Monday, October 17, 2011


That scientific research in India has become "directionless" is a known fact and recent "stories" about the integrity or lack of it with two Directors of IITs only reinforce this impression further. Same is true with many scientific institutions under CSIR, DRDO and other public funded R & D agencies in the country. Existence of true scientists with high credibility is also a fact though they are in a microscopic minority. Whether individuals or the scientific environment will have to be blamed for this unfortunate phenomenon is an issue on which the jury is still out. One of the undisputed and bitter truths of industrial research in India is that many R & D institutions set up for helping industry or targeted users are not wanted by the very users for whom they are intended with vast sums of money invested by GOI! Scientists, science administrators and GOI must introspect regarding this sad state of affairs and do some thing drastic to reverse this trend. Here is a typical case of a research institution proclaiming about its "intention" to develop a technology for an obscure product which has never established itself in the country reflecting the poor direction of R & D in this sector.

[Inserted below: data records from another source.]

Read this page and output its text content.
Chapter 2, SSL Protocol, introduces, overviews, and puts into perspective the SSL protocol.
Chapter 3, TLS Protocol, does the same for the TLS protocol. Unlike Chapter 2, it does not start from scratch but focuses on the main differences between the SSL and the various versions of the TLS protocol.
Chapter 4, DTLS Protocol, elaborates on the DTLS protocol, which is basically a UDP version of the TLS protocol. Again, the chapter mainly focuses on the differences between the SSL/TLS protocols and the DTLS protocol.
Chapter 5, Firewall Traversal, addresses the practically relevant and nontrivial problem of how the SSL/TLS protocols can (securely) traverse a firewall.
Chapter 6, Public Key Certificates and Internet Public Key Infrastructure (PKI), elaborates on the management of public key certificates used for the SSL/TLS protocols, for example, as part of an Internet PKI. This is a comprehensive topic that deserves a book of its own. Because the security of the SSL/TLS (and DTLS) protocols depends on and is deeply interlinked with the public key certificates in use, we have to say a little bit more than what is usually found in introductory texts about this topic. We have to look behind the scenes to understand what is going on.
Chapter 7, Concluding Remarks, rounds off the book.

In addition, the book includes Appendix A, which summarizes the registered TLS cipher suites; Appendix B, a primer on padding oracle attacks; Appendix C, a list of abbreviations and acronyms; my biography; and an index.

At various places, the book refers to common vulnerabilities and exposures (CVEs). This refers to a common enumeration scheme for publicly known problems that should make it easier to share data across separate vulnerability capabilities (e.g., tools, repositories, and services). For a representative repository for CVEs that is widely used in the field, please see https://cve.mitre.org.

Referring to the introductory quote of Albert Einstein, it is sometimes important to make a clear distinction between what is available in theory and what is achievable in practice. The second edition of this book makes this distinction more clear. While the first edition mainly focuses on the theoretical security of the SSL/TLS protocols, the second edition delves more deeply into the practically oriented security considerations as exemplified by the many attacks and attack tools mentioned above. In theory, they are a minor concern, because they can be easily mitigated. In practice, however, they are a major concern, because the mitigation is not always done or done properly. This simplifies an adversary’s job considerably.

The growing health concern in consumers is prompting scientists to formulate not only new food products but also newer technologies for obtaining maximum health gains. Keeping these concerns in the backdrop, the Central Food Technological Research Institute (CFTRI), Mysore, is contemplating a technology for fortified sugarcane juice, a product obtained form sugarcane juice through fortification.
This was informed to Fnb News in a chat over telephone by Dr P Srinivas, chief scientist , head- plantation products, spices, flavour technology department, CFTRI, Mysore. Dr Srinivas said that beverages were an important source of nutrients and also an easy medium to deliver the nutrients to human body. "We have recently developed sugarcane juice in Tetrapak, and now we are contemplating the same for fortified sugarcane juice," he said. Explaining further, Dr Srinivas said that with food fortification becoming the need of the hour, there was an impetus to developing such technology for nutrient-based beverages in the market. Prior to developing sugarcane juice in Tetrapak, the CFTRI had developed sugarcane juice in glass bottle and the technology for the same had already been transferred to around 1500 entrepreneurs in the industry. According to Dr Srinivas, conditions for processing sugarcane differed in both—glass bottles and Tetrapak. He claimed that Tetrapaks were safer than the bottled juices

It is true that sugarcane juice is taken by Indian consumers from road side vendors and in summer this is considered a refreshing drink. Efforts made earlier by many research organizations have failed to deliver a product even remotely resembling the fresh juice. The claim that earlier bottling technology has been "sold" to 1500 "entrepreneurs" appears ridiculous and laughable in the face of the reality that the product is not "visible" in any market in the country! The vice like grip soft drink industry has on the Indian consumers, with cola beverages and sugar based drinks dominating the market, there is very little chance for any other product gaining a viable foothold. Similar attempts earlier to pack tender coconut water were also a failure. To day fresh sugarcane juice and tender coconut water are sold in the original form without undergoing any processing by food industry in a scientific way through dedicated outlets, implying that consumers prefer "fresh" drinks to processed ones. Also to be borne in mind is the fact Tetrapack company, a technology and equipment driven company offers plants for any liquid products including the required process details. If a GOI institution wants to waste its funds on such frivolous technology with doubtful viability and demand, it can be termed only as "directionless" research! It is unfortunate that there are "journalists" ready to print such claims without critically analyzing them for their veracity.